You may compete with [EMPLOYER NAME] following your employment with [EMPLOYER NAME].
The FTC’s new rule does not affect any other terms or conditions of your employment. For more information about the rule, visit ftc.gov/noncompetes. Complete and accurate translations of the notice in certain languages other than English, including Spanish, Chinese, Arabic, Vietnamese, Tagalog, and Korean, are available at ftc.gov/noncompetes.
What Exemptions Exist Under the FTC’s New Rule Banning Non Compete Agreements?
Despite the ruling’s broad scope, the FTC has allowed for a few exceptions:
- Non compete agreements used by nonprofit organizations, as they fall outside of the FTC’s authority.
- Non compete agreements that are entered into as a part of buying or selling a business.
- Enforcement on non compete agreements that were violated prior to the ruling’s effective date (120 days after it is published in the Federal Register.)
- Existing non compete agreements for senior executives can remain in place. However, new non compete agreements won’t be allowed even for senior executives.
- The FTC defines senior executives as individuals who 1) received at least $151,164 in compensation during the previous year and 2) make policy decisions for the company “that control significant aspects of a business entity or a common enterprise” (Final Rule, § 910.1). It does not, however, cover those whose authority is limited only to advising or who only have authority over subsidiary or affiliate companies.
What Does This Mean for Existing Florida Non Compete Laws?
You may already know that Florida has its own restrictions in place for non competes. However, the FTC’s new rule will take precedence over state law, but it won’t nullify any additional laws that the State has enacted. In other words, the State of Florida can’t pass any laws to ignore the rule, but it can pass laws that would supplement it.
Practical Steps for Moving Forward
Unfortunately, as the Final Ruling was only recently released, there is still limited information about certain aspects of the rule. If passed as presently written, then non-exempt non competes will be treated as an unfair method of competition in violation of Section 5 of the FTC Act. Keep in mind that what we know now is subject to change as things are worked out in the courts, too. For now, the best move is to stay informed on any recent developments, which we’ll also be sure to post on our website.

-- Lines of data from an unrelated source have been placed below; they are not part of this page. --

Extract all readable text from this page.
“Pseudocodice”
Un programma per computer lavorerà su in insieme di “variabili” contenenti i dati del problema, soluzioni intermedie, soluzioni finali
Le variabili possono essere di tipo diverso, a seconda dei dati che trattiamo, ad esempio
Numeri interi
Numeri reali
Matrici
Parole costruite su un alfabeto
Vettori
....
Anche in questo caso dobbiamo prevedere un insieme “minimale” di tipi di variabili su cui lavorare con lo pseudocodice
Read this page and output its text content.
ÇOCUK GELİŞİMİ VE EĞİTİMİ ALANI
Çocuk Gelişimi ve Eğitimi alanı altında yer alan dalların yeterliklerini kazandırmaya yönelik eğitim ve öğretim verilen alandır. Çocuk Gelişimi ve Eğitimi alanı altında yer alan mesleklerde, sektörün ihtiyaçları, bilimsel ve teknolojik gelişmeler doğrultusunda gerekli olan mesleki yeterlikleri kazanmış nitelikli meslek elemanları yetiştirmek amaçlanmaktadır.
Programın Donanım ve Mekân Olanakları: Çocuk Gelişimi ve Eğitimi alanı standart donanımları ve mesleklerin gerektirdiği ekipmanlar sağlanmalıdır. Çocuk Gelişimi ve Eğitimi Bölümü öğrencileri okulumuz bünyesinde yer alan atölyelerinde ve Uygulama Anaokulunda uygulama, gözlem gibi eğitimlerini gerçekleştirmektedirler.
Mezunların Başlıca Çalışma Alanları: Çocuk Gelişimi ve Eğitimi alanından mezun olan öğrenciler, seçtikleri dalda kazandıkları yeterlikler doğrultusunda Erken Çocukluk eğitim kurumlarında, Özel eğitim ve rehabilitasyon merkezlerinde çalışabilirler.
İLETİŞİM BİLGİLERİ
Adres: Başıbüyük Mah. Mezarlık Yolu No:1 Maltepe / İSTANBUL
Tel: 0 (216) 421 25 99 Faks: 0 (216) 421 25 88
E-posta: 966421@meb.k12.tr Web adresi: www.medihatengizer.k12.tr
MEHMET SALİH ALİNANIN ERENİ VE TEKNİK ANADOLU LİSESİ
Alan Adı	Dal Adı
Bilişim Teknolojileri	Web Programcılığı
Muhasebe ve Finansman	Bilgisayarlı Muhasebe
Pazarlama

This information is a summary meant for general information and discussion purposes only and may be considered an advertisement for certain purposes. It is based on the information available to us at this point in time and, as such, is not a full analysis, may not be relied upon as legal advice, and does not claim to represent the views of our clients or FL Patel Law PLLC. The views expressed herein are solely those of the author unless otherwise noted.